Анна Исаевна опять кивала головой, кажется, она это делала безотносительно к происходящему, просто трясла головой, прикрученной телефонными проводами к острым, выпирающим ключицам, принимала дары и прижимала их к груди.
Потом проходили в маленькую комнату-купе. Здесь было слышно, как за стеной соседи купают ребенка в корыте. Ребенок плакал.
Анна Исаевна смотрела на Лиду, но узнавала в ней почему-то Нину Ниловну, умершую от голода во время войны, бабу Катю – монашку из Тихоновой пустыни, Фамарь Никитичну из лесопоселка: как же тебя зовут на самом деле?

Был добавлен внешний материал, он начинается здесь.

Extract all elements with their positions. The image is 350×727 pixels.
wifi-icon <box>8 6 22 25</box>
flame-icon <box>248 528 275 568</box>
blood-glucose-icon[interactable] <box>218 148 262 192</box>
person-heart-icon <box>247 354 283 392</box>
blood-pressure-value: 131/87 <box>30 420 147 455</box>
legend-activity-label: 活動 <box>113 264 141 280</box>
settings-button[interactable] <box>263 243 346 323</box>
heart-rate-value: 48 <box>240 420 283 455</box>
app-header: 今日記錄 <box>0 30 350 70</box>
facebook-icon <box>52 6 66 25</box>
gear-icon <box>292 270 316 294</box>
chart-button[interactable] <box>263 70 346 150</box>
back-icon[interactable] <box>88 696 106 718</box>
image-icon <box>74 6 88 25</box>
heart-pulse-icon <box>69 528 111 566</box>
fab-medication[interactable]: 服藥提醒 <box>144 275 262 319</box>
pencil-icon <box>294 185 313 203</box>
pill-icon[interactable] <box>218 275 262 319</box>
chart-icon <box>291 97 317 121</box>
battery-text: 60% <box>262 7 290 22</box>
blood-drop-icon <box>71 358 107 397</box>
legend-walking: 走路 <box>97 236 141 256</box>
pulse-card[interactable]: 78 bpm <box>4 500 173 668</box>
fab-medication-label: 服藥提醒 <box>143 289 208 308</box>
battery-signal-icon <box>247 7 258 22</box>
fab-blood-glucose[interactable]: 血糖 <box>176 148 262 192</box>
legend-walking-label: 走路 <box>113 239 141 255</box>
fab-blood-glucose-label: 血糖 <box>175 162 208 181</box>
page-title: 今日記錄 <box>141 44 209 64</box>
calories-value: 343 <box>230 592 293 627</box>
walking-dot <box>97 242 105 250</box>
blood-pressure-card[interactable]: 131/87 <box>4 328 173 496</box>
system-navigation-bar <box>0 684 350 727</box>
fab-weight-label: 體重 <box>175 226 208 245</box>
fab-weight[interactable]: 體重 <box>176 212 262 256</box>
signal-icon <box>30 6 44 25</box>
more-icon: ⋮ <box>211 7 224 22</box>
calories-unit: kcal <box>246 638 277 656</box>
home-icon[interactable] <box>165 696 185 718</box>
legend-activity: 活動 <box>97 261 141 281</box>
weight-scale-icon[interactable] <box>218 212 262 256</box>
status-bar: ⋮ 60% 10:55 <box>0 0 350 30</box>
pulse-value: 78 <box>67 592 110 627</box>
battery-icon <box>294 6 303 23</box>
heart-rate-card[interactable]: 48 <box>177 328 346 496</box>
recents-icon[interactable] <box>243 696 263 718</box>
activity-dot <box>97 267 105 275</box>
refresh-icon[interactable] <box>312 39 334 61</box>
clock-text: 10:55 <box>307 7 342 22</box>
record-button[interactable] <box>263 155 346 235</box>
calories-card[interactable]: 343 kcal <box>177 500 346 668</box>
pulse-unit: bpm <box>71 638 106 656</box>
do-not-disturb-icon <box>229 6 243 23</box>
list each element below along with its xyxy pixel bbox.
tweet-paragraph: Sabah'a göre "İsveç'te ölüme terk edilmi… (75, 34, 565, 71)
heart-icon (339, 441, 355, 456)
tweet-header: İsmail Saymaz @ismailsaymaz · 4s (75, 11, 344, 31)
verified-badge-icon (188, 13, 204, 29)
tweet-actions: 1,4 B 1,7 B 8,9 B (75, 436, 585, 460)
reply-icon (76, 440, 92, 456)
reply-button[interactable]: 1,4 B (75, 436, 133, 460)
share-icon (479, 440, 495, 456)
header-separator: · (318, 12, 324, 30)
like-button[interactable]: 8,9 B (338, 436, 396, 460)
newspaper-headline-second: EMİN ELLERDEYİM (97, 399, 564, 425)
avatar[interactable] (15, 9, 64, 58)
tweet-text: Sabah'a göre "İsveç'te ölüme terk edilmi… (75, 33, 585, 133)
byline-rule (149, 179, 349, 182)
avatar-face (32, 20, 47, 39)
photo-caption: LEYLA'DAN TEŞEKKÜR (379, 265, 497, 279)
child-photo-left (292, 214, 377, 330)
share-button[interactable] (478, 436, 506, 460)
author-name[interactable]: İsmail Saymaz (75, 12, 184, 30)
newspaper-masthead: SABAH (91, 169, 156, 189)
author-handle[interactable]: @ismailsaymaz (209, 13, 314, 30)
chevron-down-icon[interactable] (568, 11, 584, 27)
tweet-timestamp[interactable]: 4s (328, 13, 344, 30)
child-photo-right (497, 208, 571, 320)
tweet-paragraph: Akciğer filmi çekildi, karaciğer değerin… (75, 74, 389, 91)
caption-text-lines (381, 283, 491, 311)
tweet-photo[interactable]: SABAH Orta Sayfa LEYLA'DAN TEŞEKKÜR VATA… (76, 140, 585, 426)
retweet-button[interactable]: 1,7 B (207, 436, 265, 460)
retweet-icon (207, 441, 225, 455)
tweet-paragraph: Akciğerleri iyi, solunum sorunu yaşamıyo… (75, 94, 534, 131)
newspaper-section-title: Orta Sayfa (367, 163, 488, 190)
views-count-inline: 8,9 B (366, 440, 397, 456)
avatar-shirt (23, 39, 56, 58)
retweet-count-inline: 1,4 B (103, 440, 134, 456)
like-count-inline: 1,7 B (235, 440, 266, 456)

– Ольгой? Марией? Варварой? Анной? Светланой? Анкилиной? Бавкиндой? Евдокией? Елеусой? Параскевой?
– Нет, нет и нет!
– Запамятовала.
В окне маленькой комнаты-купе был изображен клуб вагоноремонтного завода с деревянными стволами колонн, гипсовыми вазами при входе и двухскатной жестяной крышей.
Вот и Анна Исаевна тоже была изображена тут как уже довольно пожилая женщина, состарившаяся и увядшая «юбилейной» отекшей свечой, свечой «тощой», которой неоднократно и безо всякого разбора пользовались неизвестные, крикливые, постоянно переезжающие с места на место со всем своим скарбом шкафов и ящиков, пропахшие кислой капустой и табаком соседи – то ли Быковы, то ли Зверьковы, – в ванной комнате. К примеру, разогревали воду в газовой колонке, пускали пар, размачивали закостеневшие губки и пемзу-камень, взрывали пеной дегтярное удушливое мыло в руках. Окно под потолком запотевало.
– Слышь, бабка, потри спину!
– Да она же глухая.
– Шучу, шучу…
Потом Анна Исаевна, стало быть, «юбилейная» свеча, возвращалась к себе такой мучнистой, с совершенно пересохшей кожей, доставала из комода-поставца глубоко и далеко запрятанный гостинчик и вкушала его степенно.
– С легким паром, тетя Аня, – говорила Лида и улыбалась.
– Поди, поди… – шептали залепленные крошками губы: открывались и закрывались, отворялись и затворялись.
Лида снимала дедовы ботинки, вослед им – сапоги, пальто, косынку и ложилась немного передохнуть с дороги на специально для нее установленную раскладушку у самого окна и труб парового отопления.
После обеда, который, как правило, состоял из жидкого непрозрачного супа и слегка подсохшего черного хлеба в придачу, после обеда, проходившего за отдельным, покрытым клетчатой клеенкой столом в просторной слабо освещенной кухне, ведь окна были наполовину заставлены банками и кастрюлями, Лида шла в город за покупками, за спичками, за газетами, за впечатлениями. Ей так хотелось сходить в клуб вагоноремонтного завода на фильм, ну хотя бы на дневной сеанс.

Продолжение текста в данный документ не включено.